TLS connection handshake Failure

Question

We have difficulties to make https connections to the remote machines (like PayPal vb.) who disabled SSL3 protocol from our .Net application. We are getting following exception on GetResponse method of HttpWebRequest instance.

The request was aborted: Could not create SSL/TLS secure channel.

When we go depth and trace network logs with WireShark, we see that remote machine return the following error

TLSv1.2 Alert (Level: Fatal, Description: Handshake Failure) Handshake Failure 40

More interesting situation is when I try enter to PayPal address to the internet browser, it can successfully open the page, which means that connection can be established, We also try to connect with OpenSSL command tool, result is again succesfully connected.

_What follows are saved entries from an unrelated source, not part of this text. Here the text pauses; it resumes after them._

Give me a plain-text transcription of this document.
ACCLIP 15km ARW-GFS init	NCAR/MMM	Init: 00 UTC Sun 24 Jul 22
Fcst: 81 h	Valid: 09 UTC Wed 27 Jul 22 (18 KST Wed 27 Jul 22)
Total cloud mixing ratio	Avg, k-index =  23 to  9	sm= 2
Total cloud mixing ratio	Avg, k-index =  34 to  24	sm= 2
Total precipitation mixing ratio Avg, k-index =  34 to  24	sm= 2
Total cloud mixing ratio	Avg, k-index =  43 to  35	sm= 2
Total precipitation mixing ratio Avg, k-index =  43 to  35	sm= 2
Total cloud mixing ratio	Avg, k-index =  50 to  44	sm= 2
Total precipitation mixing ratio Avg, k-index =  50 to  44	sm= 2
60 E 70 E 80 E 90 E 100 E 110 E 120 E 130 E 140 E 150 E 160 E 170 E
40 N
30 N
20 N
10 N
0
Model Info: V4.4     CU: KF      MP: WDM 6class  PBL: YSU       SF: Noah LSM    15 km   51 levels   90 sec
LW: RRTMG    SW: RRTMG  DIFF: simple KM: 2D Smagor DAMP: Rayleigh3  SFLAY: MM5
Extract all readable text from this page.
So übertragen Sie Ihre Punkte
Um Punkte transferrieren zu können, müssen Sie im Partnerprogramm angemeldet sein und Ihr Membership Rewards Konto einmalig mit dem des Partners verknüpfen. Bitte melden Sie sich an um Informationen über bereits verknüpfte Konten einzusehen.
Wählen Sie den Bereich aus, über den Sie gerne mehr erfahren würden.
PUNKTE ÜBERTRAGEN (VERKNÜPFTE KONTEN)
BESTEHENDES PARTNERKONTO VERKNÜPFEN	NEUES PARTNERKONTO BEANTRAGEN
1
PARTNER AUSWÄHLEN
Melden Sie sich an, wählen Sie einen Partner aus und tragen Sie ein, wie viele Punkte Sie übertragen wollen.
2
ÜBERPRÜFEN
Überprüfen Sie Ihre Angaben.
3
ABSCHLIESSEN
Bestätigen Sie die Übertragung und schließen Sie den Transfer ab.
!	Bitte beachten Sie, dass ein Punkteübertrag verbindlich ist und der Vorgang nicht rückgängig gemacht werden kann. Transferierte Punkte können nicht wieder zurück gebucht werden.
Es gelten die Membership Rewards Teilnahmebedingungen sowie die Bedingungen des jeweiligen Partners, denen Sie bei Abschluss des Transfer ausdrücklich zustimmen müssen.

When we compare the WireShark logs of InternetExplorer and .Net application we can see that Internet Explorer is sending more available cipher suites than .Net application, and also PayPal is selecting the following cipher which is not in .Net applications requests.

TLS_RSA_WITH_RC4_128_SHA

Followings are captured logs from WireShark:

ServerMachine:.Net application Client Hello ServerMachine:.Net application Server Response ServerMachine:InternetExplorer Client Hello ServerMachine:InternetExplorer Server Hello

Followings are captured from our development machines which is working without a problem. DevMachine:.Net application Client Hello DevMachine:.Net application Server Hello

What we think that PayPal doesn't like our Cipher Suites that we send on "Client Hello" request from .Net application.

More more interesting situation is this problem only occured on our production machines which are running Windows 2008 R2, everythins is working on our dev enviroment with Windows Server 2008 R2 and Windows 8 pcs.

Please give us some idea to solve this problem.

Following is our C# code to connect PayPal api.

HttpWebRequest wr = (HttpWebRequest)WebRequest.Create("https://api-3t.sandbox.paypal.com/2.0/");

wr.Method = "POST";
wr.ContentType = "application/x-www-form-urlencoded";


string output = null;
try
{
    WebResponse wres = wr.GetResponse();
    Stream ress = wres.GetResponseStream();
    StreamReader ressr = new StreamReader(ress, Encoding.UTF8);
    output = ressr.ReadToEnd();
}
catch (System.Net.WebException webEx)
{
    if (webEx.Response != null)
    {
        WebResponse wres = webEx.Response;
        Stream ress = wres.GetResponseStream();
        StreamReader ressr = new StreamReader(ress);
        output = ressr.ReadToEnd();
    }
    else
        throw webEx;

}
catch (Exception ex)
{
    throw ex;
}

Best Regards

Answer 1

What we think that PayPal doesn't like our Cipher Suites that we send on "Client Hello" request from .Net application.

This is correct. If you look at ssllabs you will see, that api-3t.sandbox.paypal.com supports only RC4-SHA (TLS_RSA_WITH_RC4_128_SHA) which is not included in your cipher set.

More more interesting situation is this problem only occured on our production machines which are running Windows 2008 R2

It might be that you've added some hardening to the production systems and disabled RC4-SHA, because this cipher is considered insecure. See Microsoft Technet for a matching recommendation which you have probably implemented.